Create a text file with your email password
set imap_pass = "yourpassword"
set smtp_pass = "yourpassword"
Save this file to ~/.gnupg/email-password.gpg
Encrypt your email-password.gpg file
$ gpg2 --encrypt /home/cafebedouin/.gnupg/email-password.gpg
Add a .mailcap configuration file for HTML email in Mutt
Put the following in your ~/.mailcap file or create one if it doesn’t exist. Install lynx or another text browser of your choice. If different, change lynx to the alternative in the text below.
text/html; /usr/bin/firefox %s >/dev/null 2>&1; needsterminal
text/html; lynx -dump %s; nametemplate=%s.html; copiousoutput
Create a ~/.muttrc configuration file
# gpg.rc is unnecessary on some systems.
# On OpenBSD, you're probably going to need it.
# OpenBSD: /usr/local/share/examples/mutt/gpg.rc
# source ~/.mutt/gpg.rc
set pgp_use_gpg_agent = yes
set pgp_sign_as = 0O0ABCDZ # replace with your key
set pgp_timeout = 7200
set crypt_autosign = no
set crypt_replyencrypt = no
# password: tell mutt where to find your encrypted
# password, depending on what you installed, you
# may need to change initial command to gpg
source "gpg2 -dq ~/.mutt/email-password.gpg |"
# mailbox configuration
set imap_user = email@example.com
# Only need the example.net if your root email address is different from server, otherwise just use your login
set folder = imaps://firstname.lastname@example.org@example.com:993
set spoolfile = imaps://email@example.com@example.com/INBOX
set smtp_url = smtp://firstname.lastname@example.org@example.com:587
set postponed = +Drafts
set record = +Sent
set trash = +Trash
mailboxes = +INBOX
set hostname = example.net
set from = email@example.com
# mutt configuration
set ssl_starttls = yes
set use_from = yes
set postpone = ask-yes
set delete = ask-yes
set editor = "emacs -nw" # or vi
set pager = lynx
set charset = "utf-8"
set visual = "emacs"
set signature = ~/.mutt/sig.txt
set alias_file = ~/.mutt/aliases
set mailcap_path = ~/.mailcap
auto_view text/html # auto render html to text
alternative_order text/plain text/enriched text/html # read html last
# Reduce polling frequency to a sane level
# keep a cache of headers for faster loading (1.5.9+?)

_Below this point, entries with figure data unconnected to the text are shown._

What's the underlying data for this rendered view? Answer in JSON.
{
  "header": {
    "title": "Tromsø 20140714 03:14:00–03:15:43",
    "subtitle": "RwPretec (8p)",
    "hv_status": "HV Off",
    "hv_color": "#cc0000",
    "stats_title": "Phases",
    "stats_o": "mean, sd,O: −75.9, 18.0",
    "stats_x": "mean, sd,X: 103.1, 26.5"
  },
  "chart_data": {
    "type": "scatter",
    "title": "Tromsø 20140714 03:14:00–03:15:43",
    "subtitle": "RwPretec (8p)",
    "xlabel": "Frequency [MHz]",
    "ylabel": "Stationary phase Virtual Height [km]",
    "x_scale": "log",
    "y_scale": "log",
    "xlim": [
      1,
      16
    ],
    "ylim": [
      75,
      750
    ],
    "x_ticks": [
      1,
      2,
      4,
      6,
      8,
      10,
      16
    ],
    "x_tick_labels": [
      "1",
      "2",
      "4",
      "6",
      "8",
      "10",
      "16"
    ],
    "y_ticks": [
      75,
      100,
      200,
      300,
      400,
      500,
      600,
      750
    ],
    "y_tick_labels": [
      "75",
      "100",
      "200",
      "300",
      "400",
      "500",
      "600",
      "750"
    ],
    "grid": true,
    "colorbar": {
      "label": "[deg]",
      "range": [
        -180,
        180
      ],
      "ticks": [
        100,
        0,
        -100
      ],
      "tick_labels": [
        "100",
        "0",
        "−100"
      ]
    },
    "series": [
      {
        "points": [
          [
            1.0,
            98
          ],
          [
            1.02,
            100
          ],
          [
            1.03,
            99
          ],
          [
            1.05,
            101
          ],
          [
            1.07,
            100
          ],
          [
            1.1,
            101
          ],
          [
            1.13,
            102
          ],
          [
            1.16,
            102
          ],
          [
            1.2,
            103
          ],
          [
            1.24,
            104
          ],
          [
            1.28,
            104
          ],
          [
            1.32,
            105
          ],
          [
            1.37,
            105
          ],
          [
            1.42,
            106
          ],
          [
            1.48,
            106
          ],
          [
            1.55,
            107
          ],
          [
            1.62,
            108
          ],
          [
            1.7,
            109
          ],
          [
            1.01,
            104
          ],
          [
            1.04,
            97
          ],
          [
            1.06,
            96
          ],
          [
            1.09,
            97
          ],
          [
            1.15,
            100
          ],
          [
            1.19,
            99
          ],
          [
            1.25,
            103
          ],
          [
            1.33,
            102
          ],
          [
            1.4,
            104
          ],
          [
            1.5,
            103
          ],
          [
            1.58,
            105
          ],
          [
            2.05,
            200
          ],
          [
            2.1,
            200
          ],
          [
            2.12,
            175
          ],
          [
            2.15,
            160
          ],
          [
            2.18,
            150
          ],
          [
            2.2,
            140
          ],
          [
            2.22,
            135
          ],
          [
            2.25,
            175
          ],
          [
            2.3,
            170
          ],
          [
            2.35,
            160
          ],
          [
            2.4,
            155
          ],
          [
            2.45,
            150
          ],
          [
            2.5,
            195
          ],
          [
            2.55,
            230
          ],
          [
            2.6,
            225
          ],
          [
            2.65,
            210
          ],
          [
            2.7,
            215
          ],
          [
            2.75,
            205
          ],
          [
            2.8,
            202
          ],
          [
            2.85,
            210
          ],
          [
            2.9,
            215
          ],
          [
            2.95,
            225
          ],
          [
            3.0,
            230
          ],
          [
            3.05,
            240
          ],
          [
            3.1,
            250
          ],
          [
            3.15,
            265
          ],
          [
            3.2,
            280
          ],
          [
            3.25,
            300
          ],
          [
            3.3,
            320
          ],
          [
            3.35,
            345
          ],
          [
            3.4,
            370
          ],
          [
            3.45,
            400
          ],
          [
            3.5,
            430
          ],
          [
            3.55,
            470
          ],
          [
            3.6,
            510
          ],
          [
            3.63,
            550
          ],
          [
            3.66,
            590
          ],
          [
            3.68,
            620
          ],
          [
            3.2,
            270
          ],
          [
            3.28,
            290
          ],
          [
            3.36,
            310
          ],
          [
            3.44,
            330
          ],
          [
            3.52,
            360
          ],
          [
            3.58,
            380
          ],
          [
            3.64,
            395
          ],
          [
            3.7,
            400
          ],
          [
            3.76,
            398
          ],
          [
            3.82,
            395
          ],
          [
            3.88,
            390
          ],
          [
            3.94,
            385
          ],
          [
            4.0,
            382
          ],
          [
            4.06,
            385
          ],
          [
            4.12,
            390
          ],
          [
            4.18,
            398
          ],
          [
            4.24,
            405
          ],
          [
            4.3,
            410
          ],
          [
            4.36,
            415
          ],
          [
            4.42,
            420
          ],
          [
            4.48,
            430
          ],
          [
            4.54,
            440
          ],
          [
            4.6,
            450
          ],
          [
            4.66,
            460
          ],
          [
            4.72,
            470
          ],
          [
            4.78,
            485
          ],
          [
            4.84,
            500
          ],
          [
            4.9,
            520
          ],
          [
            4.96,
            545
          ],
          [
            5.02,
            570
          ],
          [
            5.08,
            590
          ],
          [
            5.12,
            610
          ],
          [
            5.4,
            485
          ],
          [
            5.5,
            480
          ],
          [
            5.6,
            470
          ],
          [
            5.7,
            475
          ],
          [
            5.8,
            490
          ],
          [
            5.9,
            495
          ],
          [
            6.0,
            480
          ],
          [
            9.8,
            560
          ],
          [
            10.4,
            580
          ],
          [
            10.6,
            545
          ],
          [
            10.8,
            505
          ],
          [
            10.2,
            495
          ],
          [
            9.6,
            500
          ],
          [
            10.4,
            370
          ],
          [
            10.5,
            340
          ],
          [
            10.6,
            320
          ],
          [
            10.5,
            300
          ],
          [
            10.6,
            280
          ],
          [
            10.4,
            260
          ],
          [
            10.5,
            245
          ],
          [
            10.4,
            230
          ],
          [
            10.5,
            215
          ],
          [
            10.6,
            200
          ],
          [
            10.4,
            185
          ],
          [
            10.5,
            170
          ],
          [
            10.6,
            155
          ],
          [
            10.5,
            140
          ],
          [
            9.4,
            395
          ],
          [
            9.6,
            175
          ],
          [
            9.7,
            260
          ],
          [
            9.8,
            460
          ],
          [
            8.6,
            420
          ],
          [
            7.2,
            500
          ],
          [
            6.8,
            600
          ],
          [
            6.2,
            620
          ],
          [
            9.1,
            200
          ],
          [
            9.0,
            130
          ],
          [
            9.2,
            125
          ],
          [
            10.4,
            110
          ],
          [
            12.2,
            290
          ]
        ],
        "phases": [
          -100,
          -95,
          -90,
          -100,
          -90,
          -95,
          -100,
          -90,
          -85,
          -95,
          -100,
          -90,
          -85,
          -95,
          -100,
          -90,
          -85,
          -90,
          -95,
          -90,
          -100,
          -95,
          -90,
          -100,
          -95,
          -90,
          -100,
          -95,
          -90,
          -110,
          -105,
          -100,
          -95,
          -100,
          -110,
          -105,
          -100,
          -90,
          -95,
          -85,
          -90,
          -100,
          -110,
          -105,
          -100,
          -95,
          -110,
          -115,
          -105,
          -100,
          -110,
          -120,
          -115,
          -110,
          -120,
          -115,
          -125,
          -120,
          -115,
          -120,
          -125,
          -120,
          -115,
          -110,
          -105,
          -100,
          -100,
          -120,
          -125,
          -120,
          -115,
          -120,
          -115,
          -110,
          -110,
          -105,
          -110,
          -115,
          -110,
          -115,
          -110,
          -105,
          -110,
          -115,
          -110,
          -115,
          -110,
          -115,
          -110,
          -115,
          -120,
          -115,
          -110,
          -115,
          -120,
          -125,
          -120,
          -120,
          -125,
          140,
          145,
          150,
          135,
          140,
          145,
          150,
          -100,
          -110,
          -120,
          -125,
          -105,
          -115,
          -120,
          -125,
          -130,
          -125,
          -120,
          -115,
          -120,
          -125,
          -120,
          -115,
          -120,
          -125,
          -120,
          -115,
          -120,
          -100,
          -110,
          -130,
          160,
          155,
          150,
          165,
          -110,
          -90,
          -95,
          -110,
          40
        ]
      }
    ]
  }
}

# Display download progress every 10K
The line to decrypt your password activates the gpg-connect-agent daemon and will not ask for you to enter it again for the duration of pgp_timeout specified in the file.
This should get you to a working set-up to read and write email. If you are having trouble logging in, double check your encrypted password file, particularly if your password requires escaping special characters.